28 April 2008

I can hardly vait vor dis one

From an interview with Ricky Gervais in the The Observer. He's talking about his and Stephen Merchant's new telly series. The journalist was expecting the hysterical giggler from all those DVD extras we know and love, and instead found this calm, brainy guy.

The working title, says this oddly serious Ricky (a change I like but which I find strangely disconcerting nonetheless), the working title is The Men from the Pru. It’s about a group of twentysomethings working in an insurance company in the early Seventies. In Reading. This is where Gervais was born, in 1961. ‘It’s a period piece for a couple of reasons,’ he says. ‘We wanted to show, for instance, that the sexual revolution was only really going on in Carnaby Street. Not Swindon. Not Reading. It is, essentially, about blue-collar people getting white-collar jobs.’ And it is about people who would live and die in one town. ‘Which was one of the big differences between then and now,’ he says. ‘So much, we forget, was door to door. Ten pence for a duster, the man from the pools, the insurance man; people saving a penny a time for their funeral. Tens of thousands of people knocking on doors. Also, you would get married at 18 and still live with your mum. And then, at that time, some would watch the telly, have their eyes opened to different countries. There’s a line in it where we have a character being asked, “What do you want to go abroad for, there are parts of Reading you haven’t seen?”, so it’s a bit like that.’

When I was a kid, in the early 70s, we still got orange juice on the doorstep.

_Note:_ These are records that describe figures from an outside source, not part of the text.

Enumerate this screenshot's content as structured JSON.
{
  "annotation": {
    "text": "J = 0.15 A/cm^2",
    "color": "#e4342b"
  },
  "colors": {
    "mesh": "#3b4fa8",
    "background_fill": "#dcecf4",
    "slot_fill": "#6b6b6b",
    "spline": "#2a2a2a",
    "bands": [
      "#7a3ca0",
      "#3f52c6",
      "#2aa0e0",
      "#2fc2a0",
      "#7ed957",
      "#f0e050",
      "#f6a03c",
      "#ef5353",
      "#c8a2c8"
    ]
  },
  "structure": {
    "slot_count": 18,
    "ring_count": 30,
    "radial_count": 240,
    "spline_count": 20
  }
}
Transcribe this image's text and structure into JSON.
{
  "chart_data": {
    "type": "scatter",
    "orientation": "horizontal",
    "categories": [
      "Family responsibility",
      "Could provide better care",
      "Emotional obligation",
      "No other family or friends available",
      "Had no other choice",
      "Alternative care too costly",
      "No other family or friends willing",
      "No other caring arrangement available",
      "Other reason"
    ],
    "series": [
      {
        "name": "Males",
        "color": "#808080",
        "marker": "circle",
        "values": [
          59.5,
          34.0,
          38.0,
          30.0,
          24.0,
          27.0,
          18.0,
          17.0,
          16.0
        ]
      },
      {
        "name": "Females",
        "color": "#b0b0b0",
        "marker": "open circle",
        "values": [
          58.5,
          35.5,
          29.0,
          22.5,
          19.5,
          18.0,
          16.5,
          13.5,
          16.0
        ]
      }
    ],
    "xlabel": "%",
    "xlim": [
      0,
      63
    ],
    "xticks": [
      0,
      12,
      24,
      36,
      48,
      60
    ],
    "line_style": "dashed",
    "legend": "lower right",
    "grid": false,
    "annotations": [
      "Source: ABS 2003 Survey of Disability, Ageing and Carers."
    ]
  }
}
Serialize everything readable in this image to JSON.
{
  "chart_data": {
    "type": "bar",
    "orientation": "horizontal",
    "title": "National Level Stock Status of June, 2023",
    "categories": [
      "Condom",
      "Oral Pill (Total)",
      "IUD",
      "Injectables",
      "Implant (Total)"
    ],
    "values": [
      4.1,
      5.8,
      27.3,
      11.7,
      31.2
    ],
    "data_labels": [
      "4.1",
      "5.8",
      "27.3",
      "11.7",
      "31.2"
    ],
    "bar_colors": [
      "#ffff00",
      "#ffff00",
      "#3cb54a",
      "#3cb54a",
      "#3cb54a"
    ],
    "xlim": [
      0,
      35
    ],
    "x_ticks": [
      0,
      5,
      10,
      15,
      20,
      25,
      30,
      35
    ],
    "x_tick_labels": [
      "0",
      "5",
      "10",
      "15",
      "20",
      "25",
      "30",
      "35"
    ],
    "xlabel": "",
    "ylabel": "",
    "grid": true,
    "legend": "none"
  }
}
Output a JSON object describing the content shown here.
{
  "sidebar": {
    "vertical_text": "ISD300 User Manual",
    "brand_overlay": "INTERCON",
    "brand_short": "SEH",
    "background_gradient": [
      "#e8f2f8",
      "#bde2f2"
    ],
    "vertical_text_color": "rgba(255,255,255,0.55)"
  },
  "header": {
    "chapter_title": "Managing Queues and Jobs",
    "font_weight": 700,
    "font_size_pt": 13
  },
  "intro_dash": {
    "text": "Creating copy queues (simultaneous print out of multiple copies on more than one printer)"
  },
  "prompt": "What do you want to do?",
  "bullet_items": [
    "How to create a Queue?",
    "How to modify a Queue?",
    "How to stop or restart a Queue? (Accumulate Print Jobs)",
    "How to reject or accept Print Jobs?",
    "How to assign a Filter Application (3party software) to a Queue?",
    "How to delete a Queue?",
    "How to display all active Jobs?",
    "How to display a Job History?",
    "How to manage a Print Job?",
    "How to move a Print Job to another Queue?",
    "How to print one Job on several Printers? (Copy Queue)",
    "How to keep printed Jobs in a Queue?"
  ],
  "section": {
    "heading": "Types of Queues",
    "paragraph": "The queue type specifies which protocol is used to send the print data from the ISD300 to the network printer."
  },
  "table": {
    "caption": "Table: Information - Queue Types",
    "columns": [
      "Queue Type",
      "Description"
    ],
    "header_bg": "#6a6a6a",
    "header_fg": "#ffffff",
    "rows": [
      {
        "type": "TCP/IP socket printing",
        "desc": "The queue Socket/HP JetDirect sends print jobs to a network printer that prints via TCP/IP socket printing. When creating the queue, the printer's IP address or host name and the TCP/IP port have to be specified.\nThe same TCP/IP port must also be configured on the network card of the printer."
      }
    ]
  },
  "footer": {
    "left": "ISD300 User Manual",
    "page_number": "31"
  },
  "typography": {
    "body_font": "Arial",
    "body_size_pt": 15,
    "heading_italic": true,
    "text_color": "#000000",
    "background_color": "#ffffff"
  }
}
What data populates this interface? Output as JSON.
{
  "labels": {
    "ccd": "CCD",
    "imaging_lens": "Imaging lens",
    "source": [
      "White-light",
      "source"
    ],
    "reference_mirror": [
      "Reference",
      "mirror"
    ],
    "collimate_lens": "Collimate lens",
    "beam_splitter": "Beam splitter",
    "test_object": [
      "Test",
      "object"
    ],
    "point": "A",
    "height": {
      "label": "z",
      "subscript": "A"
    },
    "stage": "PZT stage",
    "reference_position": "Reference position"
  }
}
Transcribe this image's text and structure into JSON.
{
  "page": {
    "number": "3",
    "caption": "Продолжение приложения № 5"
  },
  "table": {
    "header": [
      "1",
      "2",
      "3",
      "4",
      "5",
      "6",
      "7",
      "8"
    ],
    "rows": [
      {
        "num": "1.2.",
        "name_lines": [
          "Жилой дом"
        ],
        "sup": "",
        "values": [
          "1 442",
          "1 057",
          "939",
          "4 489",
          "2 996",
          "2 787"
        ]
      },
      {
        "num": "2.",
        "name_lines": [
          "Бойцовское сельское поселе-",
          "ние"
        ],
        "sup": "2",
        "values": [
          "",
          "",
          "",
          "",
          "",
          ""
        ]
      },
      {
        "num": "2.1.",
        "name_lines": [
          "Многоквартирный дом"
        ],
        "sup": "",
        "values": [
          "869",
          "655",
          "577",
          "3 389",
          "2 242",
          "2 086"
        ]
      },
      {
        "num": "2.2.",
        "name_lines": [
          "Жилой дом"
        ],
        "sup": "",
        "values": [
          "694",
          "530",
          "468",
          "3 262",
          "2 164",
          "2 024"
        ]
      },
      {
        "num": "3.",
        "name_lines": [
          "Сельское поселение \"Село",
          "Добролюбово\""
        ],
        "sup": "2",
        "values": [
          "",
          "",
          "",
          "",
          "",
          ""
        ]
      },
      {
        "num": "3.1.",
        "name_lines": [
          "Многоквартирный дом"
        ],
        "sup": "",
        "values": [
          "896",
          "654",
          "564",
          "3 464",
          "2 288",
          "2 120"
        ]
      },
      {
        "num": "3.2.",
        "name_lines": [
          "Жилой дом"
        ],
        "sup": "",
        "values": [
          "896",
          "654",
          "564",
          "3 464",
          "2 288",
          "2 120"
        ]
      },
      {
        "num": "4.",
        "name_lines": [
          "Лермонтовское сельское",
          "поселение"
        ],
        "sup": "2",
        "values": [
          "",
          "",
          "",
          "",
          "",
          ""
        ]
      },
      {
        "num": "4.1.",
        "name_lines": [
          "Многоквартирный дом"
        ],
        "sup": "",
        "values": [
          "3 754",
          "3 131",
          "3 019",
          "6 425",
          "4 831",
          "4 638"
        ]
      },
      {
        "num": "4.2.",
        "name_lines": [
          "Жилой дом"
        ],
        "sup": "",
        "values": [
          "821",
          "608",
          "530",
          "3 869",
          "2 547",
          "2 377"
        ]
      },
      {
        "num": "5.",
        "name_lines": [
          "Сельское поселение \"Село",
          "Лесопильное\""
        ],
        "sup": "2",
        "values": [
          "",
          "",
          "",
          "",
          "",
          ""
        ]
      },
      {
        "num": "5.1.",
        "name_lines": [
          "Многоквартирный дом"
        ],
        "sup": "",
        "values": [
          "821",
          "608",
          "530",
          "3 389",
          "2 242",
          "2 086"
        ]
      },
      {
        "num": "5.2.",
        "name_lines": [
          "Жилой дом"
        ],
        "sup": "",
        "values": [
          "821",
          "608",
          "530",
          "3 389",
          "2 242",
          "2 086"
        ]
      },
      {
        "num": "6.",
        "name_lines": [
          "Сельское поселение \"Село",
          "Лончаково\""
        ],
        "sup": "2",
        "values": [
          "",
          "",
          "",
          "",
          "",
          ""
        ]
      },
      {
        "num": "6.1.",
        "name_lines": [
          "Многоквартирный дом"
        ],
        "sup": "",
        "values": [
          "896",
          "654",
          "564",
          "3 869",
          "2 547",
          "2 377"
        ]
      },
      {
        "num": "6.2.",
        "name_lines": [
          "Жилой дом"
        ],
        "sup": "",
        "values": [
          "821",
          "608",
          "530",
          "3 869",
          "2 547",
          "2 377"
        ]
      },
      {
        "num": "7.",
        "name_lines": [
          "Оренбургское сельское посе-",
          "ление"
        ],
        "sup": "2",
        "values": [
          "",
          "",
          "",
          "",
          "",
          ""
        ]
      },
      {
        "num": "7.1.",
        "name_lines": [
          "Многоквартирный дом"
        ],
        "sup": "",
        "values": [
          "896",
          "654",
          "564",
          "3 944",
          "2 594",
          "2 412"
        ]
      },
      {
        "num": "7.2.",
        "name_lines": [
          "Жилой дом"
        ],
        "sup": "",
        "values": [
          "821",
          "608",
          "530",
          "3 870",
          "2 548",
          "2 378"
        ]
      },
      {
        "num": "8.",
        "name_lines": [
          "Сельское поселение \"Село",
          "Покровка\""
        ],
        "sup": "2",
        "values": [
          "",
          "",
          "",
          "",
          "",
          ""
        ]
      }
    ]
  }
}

I love that idea too, of the place the social revolutions forgot. Which was just about everywhere, really, except Haight-Ashbury and Carnaby Street, and who was there? No one we know. As for me, I was in Brisbane, Queensland, Australia, the Southern Hemisphere, the Earth, the Solar System, the Universe, as I styled it in those days. The sexual revolution didn't seem to hit our house in any way that impacted on me, but mum did turn in to a bit of a hippy, doing pottery classes & growing native plants & etc.

The interview's terrific. Read it all, if Ricky's your thing, which he is.